End Substance Impairment in Transportation

What is the issue?

The issue is something you might not realize is happening: The world around you seems to move slower. Your concentration lags. When your brain tells your hand to move, it takes longer for your hand to respond and the movement is clumsy. When you blink, your eyelids stay closed longer. You are feeling the effects of the alcohol you drank earlier, and you are driving a car. But you probably don’t even recognize how impaired you are – or the risk that you pose to yourself and others.

This scenario is all too common. In a 2013 AAA Foundation for Traffic Safety survey, 13 percent of drivers said they thought that they had driven close to or over the legal blood alcohol concentration (BAC) limit in the previous year. According to the Centers for Disease Control and Prevention, drivers make about 112 million alcohol impaired trips each year.

According to the National Highway Traffic Safety Administration, the proportion of fatally injured drivers who had drugs in their system rose from 13 percent to 18 percent from 2005-2009. In 2012, 10.3 million people reported driving under the influence of illicit drugs in the past year.

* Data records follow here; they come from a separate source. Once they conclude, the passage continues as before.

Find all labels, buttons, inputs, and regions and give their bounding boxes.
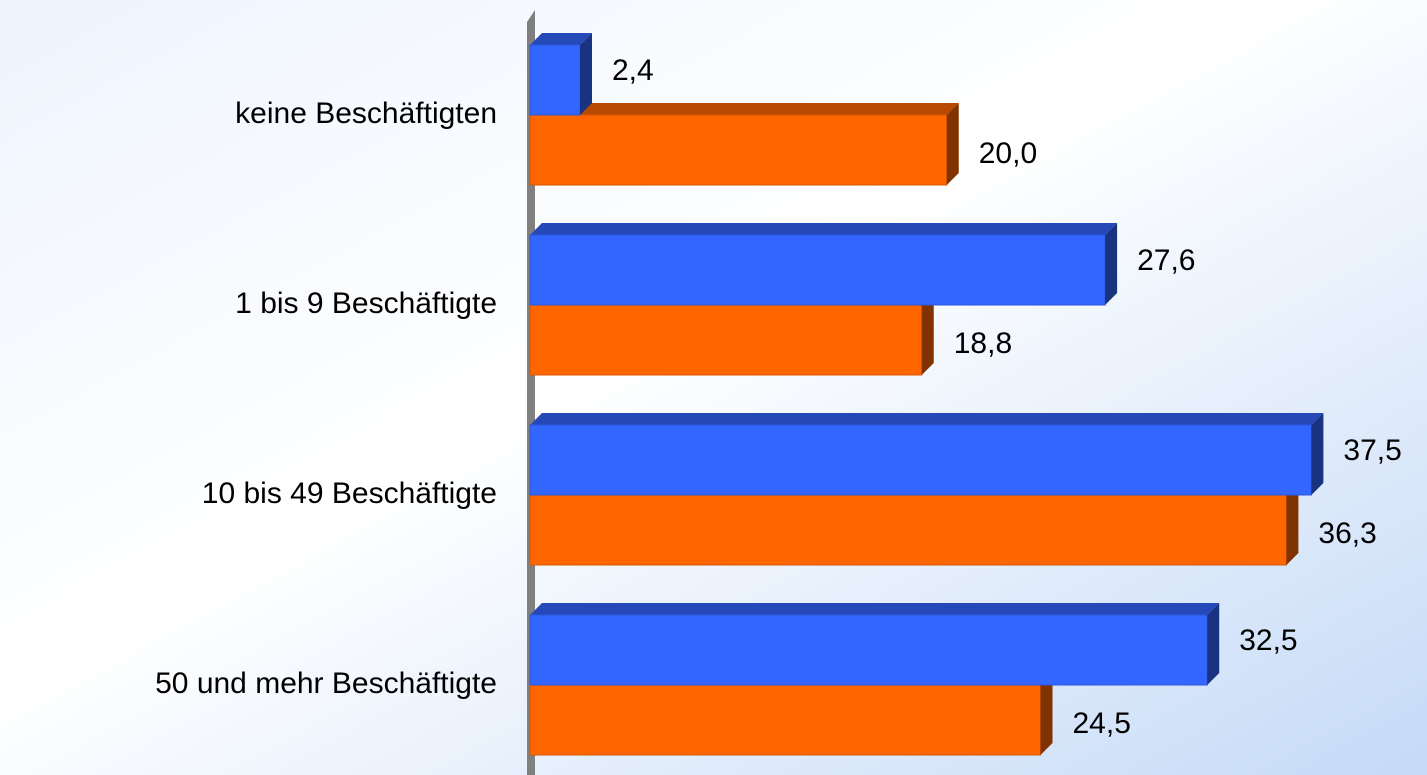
bar-top (530, 413, 1324, 425)
bar-side (946, 103, 959, 185)
value-label: 2,4 (612, 54, 654, 87)
bar-side (921, 293, 934, 375)
bar-side (1207, 603, 1220, 685)
category-label: keine Beschäftigten (235, 97, 497, 130)
value-label: 27,6 (1137, 244, 1195, 277)
bar (529, 114, 948, 186)
bar (529, 234, 1106, 306)
value-label: 18,8 (954, 327, 1012, 360)
category-label: 50 und mehr Beschäftigte (155, 667, 497, 700)
bar (529, 684, 1042, 756)
bar (529, 304, 923, 376)
bar-side (1311, 413, 1324, 495)
bar-side (1286, 483, 1299, 565)
value-label: 20,0 (979, 137, 1037, 170)
category-label: 10 bis 49 Beschäftigte (202, 477, 497, 510)
bar-top (530, 33, 593, 45)
axis-wall (527, 10, 535, 775)
value-label: 36,3 (1318, 517, 1376, 550)
bar-side (1105, 223, 1118, 305)
category-label: 1 bis 9 Beschäftigte (235, 287, 497, 320)
plot-area: keine Beschäftigten 20,0 2,4 1 bis 9 Beschä… (155, 33, 1402, 756)
bar-top (530, 603, 1220, 615)
bar (529, 614, 1208, 686)
bar (529, 44, 581, 116)
bar-side (580, 33, 593, 115)
bar-top (530, 223, 1118, 235)
bar-side (1040, 673, 1053, 755)
bar (529, 424, 1312, 496)
bar (529, 494, 1287, 566)
value-label: 24,5 (1073, 707, 1131, 740)
value-label: 32,5 (1239, 624, 1297, 657)
value-label: 37,5 (1343, 434, 1401, 467)
bar-top (530, 103, 959, 115)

Since 2000, almost 160,000 people have died in motor vehicle crashes involving impaired drivers. And the problem of impairment is not limited to highways.

The NTSB recently studied drug use among fatally injured pilots. The prevalence of potentially impairing drugs increased from an average of 11 percent of fatally-injured accident pilots during the period from 1990-1997 to an average of 23 percent of accident pilots during the period 2008-2012. During the same time periods, positive marijuana results increased from 1.6 percent to 3.0 percent. But the most commonly found impairing substance in fatal crashes was diphenhydramine, a sedating antihistamine found in over-the-counter medications.

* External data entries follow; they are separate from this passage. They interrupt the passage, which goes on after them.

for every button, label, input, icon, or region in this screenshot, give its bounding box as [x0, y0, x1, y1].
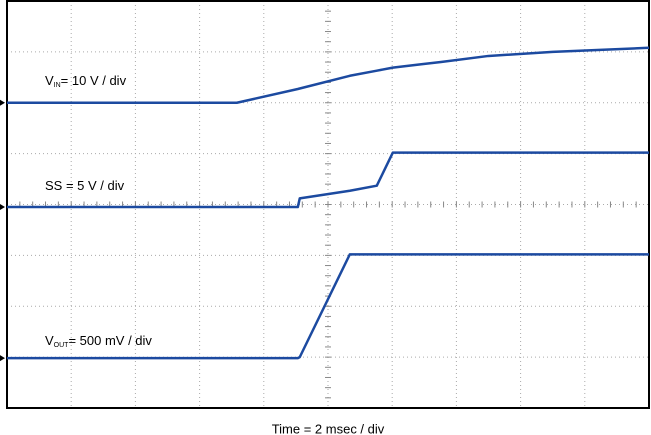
label-subscript: OUT [54, 342, 70, 349]
label-main: SS [45, 178, 63, 193]
trace-line [7, 253, 649, 360]
trace-label: VOUT= 500 mV / div [45, 333, 152, 348]
channel-marker [0, 355, 5, 362]
trace-label: VIN= 10 V / div [45, 73, 127, 88]
label-main: V [45, 333, 54, 348]
trace-line [7, 46, 650, 104]
label-rest: = 500 mV / div [68, 333, 152, 348]
trace-line [7, 151, 649, 209]
channel-marker [0, 204, 5, 211]
label-rest: = 10 V / div [61, 73, 127, 88]
x-axis-label: Time = 2 msec / div [272, 421, 385, 435]
plot-frame [6, 0, 650, 409]
label-subscript: IN [54, 82, 61, 89]
channel-marker [0, 99, 5, 106]
trace-label: SS = 5 V / div [45, 178, 125, 193]
label-main: V [45, 73, 54, 88]
label-rest: = 5 V / div [62, 178, 124, 193]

Time after time, NTSB investigations have found substance impairment as a cause or a contributing factor in transportation accidents. Complex machinery such as cars, planes, trains, ships, and pipelines require operators to be at their best – not impaired by alcohol or drugs.

Finally, nobody really knows the effect that decriminalizing marijuana will have on transportation safety.

What can be done?

We need more and better data to understand the scope of the problem and the effectiveness of countermeasures. In commercial transportation industries, operators and enforcement authorities must not neglect required post-accident testing. Additionally, states should increase collection, documentation and reporting of driver BAC test results following crashes.

Drivers and other transportation operators need good information to make informed decisions. While many recognize the impairment potential of illicit drugs, they may not appreciate the potentially impairing effects of prescribed or over-the-counter medications, especially in combinations. Discuss your transportation activities with your doctor before taking a medication, and discuss the impairing effect of any medical condition as it might increase your risk of having an accident. Treatment should not always exclude you from operating a vehicle, but such conditions and medications need to be monitored. If any medication label warns against operating heavy machinery, that includes vehicles. Also, while the danger of drinking and driving is more broadly understood than that of driving under the influence of drugs, many do not know that even low levels of alcohol can degrade skills and increase crash risk.

Additional countermeasures include stronger impaired driving laws, increased use of high-visibility enforcement, expanded use of existing technology such as ignition interlocks and passive alcohol sensors, development of emerging in-vehicle technology such as the Driver Alcohol Detection System for Safety, and targeted measures for repeat offenders such as the use of DWI Courts.